The 11th-ranked Bulldogs, coming off a 13-1 season and their first Southeastern Conference championship in 20 years, handed Clemson coach Tommy Bowden his first shut out ever in this, his seventh season as a head coach. It also marked the first time the Tigers had been blanked at Memorial Stadium since 1998 when Virginia Tech beat them, 37-0.
Following that season Bowden succeeded Tommy West as head coach of the Tigers and now it is the current Tommy who finds himself on the hot seat.
The shut out and margin of victory may have come as a surprise, but the win itself was expected by those in the Georgia camp.
"We have some guys missing," Georgia defensive coordinator Brian Van Gorder said, "but we still have good football players at Georgia. We, as a staff, never panicked.
"We never worked in a panic mode. We felt good about the group we had. The way we work we never had time to worry about. Again, you have to understand we have good football players. Our players never got caught up in the talk about who we didn't have. They stayed focused and poised."
Said defensive lineman David Pollack, whose fourth-quarter interception ended the Tigers' last real scoring chance: "Things happen. We started to have a lot of injuries and we were like, 'What's going on?' because guys kept falling. But we don't doubt ourselves. We can control what we can control."
David Greene completed 12 of 17 passes for 203 yards and one touchdown as Georgia had 411 yards total offense. The Bulldogs rushed for 222 yards with Tony Milton gaining 59 on 14 carries and Ronnie Powell adding 57 on 17 attempts. Fred Gibson had four catches for 104 yards and a touchdown.
And kicker Billy Bennett, the most accurate kicker in the SEC last year, had three field goals and three extra points to push his career total to 290 points, third best in Georgia history. Kevin Butler has 353 and Hershel Walker 314.
"It was a solid performance," said Coach Mark Richt. "I liked the way our running backs ran the ball, and for a rookie bunch the offensive line did OK. I thought the defense did a great job."
The Georgia defense limited a Clemson team which expected to be very good offensively to 199 yards, only 35 on the ground on what was a major disappointment for Bowden. The Bulldogs are now 9-0 on the road under Richt, and it marked his first shutout as a Georgia coach.
"No turnovers and great defense," Richt answered when asked about the lopsidedness of the score. "But it seemed like it was 13-0 nothing for a long time. I know for sure there were times we missed assignments and didn't put a hat on the right man, but when we look at it (on tape) I think we'll find that when we did it right we were pretty good."
The Bulldogs, who did not have any turnovers and came up with three, scored on their first two possessions, tacked on two field goals in the middle quarters and then turned it into a rout with two fourth quarter touchdowns.
Clemson's goal all through preseason was to establish a running game, something it was not able to do against a Georgia defense anchored by David Pollack. The Tigers started the game with quarterback Charlie Whitehurst falling on a fumbled snap at the 35.
Although Georgia didn't convert the miscue, it seemed to set the tone for the day.
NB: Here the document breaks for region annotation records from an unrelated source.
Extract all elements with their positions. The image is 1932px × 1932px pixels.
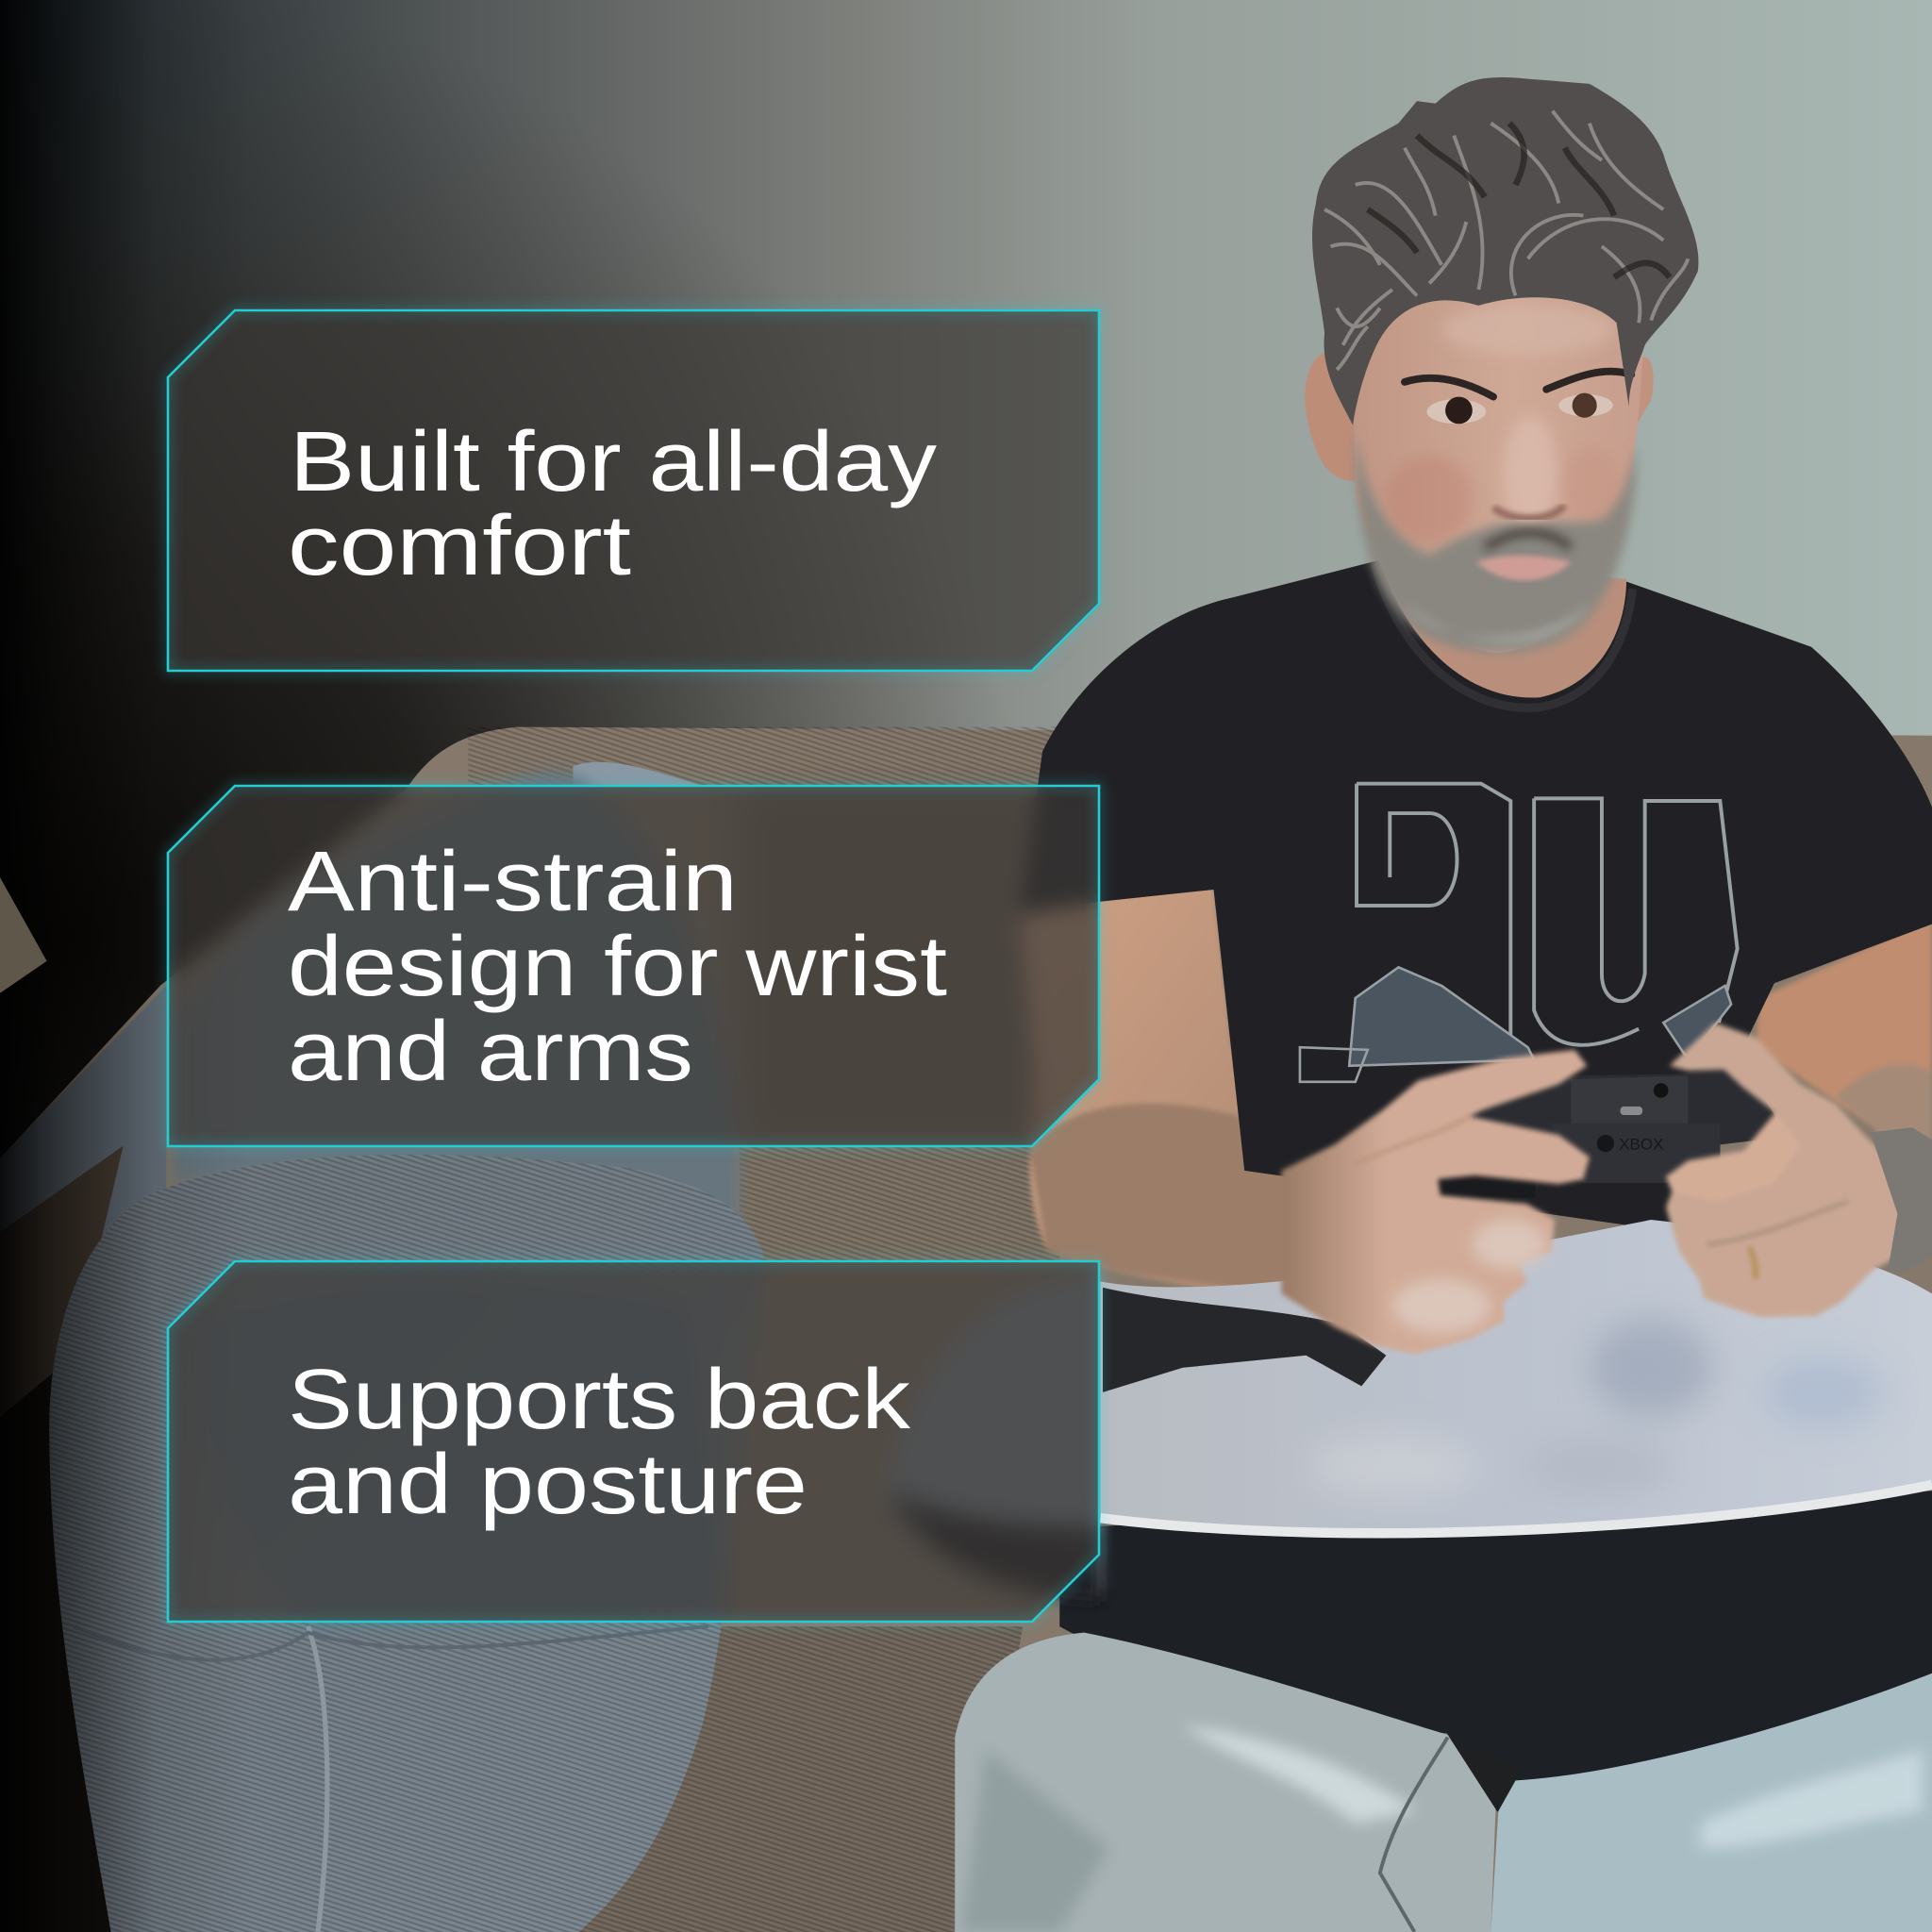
controller button — [1654, 1083, 1668, 1098]
blurred pillow end — [887, 1275, 1100, 1590]
controller logo text: XBOX — [1619, 1136, 1663, 1154]
man: arm left — [1020, 881, 1343, 1306]
blurred upper cushion — [173, 770, 740, 1244]
man: mouth — [1476, 556, 1571, 580]
panel text: anti-strain: design for wrist — [288, 920, 947, 1014]
panel text: comfort — [288, 415, 937, 593]
controller — [1438, 1066, 1775, 1198]
man: pants — [955, 1633, 1932, 1932]
man: nose shadow — [1493, 506, 1565, 519]
man: hair — [1312, 77, 1698, 425]
panel text: posture: and posture — [288, 1438, 808, 1532]
panel text: comfort: Built for all-day — [290, 415, 937, 509]
shirt logo outline — [1357, 784, 1738, 1059]
sofa back — [0, 727, 1932, 1932]
panel text: anti-strain — [288, 835, 947, 1099]
watch — [1871, 1127, 1932, 1272]
panel: back and posture — [160, 1255, 1108, 1629]
man: right hand — [1666, 1023, 1905, 1317]
face shading — [1385, 306, 1622, 543]
controller usb port — [1621, 1107, 1642, 1115]
man: t-shirt — [1020, 560, 1932, 1232]
left sofa arm — [0, 986, 166, 1932]
panel: anti-strain design — [158, 776, 1108, 1153]
panel text: anti-strain: Anti-strain — [288, 835, 738, 929]
man: left hand — [1281, 1050, 1590, 1354]
man: arm right — [1756, 918, 1932, 1214]
panel text: comfort: comfort — [288, 499, 631, 593]
pillow — [887, 1220, 1932, 1824]
shadowed sofa base at lower left — [0, 1356, 148, 1932]
man: beard — [1356, 431, 1637, 653]
sofa seat — [579, 1626, 1023, 1932]
panel text: anti-strain: and arms — [288, 1005, 693, 1099]
pillow mottling — [1306, 1319, 1885, 1496]
panel text: posture — [288, 1353, 911, 1532]
pillow print — [1103, 1288, 1386, 1392]
pillow top — [1100, 1220, 1932, 1534]
man: neck — [1377, 555, 1626, 698]
man: eyes and brows — [1405, 372, 1631, 424]
panel: all-day comfort — [158, 302, 1106, 680]
man: ears — [1305, 348, 1654, 481]
panel text: posture: Supports back — [288, 1353, 911, 1447]
dark gap between legs and pillow — [1441, 1651, 1932, 1824]
man: face — [1353, 271, 1645, 653]
window frame sliver at left — [0, 877, 47, 993]
pillow dark base — [1059, 1491, 1932, 1738]
puma print — [1349, 967, 1534, 1066]
large grey cushion — [49, 1155, 764, 1932]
Clemson stalled on its next possession and the Dogs took over after a punt on their 20-yard line to get started toward all the points they would need.
It came when Greene and flanker Fred Gibson teamed on a third-and-2 play for a 56-yard touchdown pass with 9:21 left in the first quarter. Gibson spun off the bump of Clemson cornerback Justin Miller, who led the ACC in interceptions last season, and found himself wide open over the middle.
"I think their corner guessed a little on that play," Richt said. "A lot of times in short yardage we'll run a little hitch, and I think that's what he was looking for, and we just outguessed him with the slant."
After Bennett kicked the first of his two first-half field goals, Clemson appeared to be ready to get back in it when it drove to the Georgia 4-yard line late in the half to set up a call that left Bowden and Tiger fans howling.
On fourth down, after a time out, Whitehurst handed the ball to Duane Coleman on what appeared to be a sweep around the right side. Coleman stopped and threw the ball back across the field to a momentarily open Whitehurst.
However, Robert Geathers came running to catch up and as the ball arrived the 6-foot-3, 270-pound Geathers appeared to either bump or face guard Whitehurst. The ball fell incomplete and there was no interference call.
"I kept my eyes open," Geathers said. "When they called the time out we talked about what they might do. We know Coach Bowden likes to run trick plays and we tried to be prepared for anything they might do.
"As to interference I don't think there was any. I think was just a great play by me."
Afterwards Bowden defended the call, saying he believed a touchdown would do more for his team than a field goal.
"I felt we had a shot at a touchdown," Bowden said. "And I felt a touchdown would pick us up more than a field goal. It was my call all the way. As to whether or not it was interference, well, that's an answer you can hardly go right on."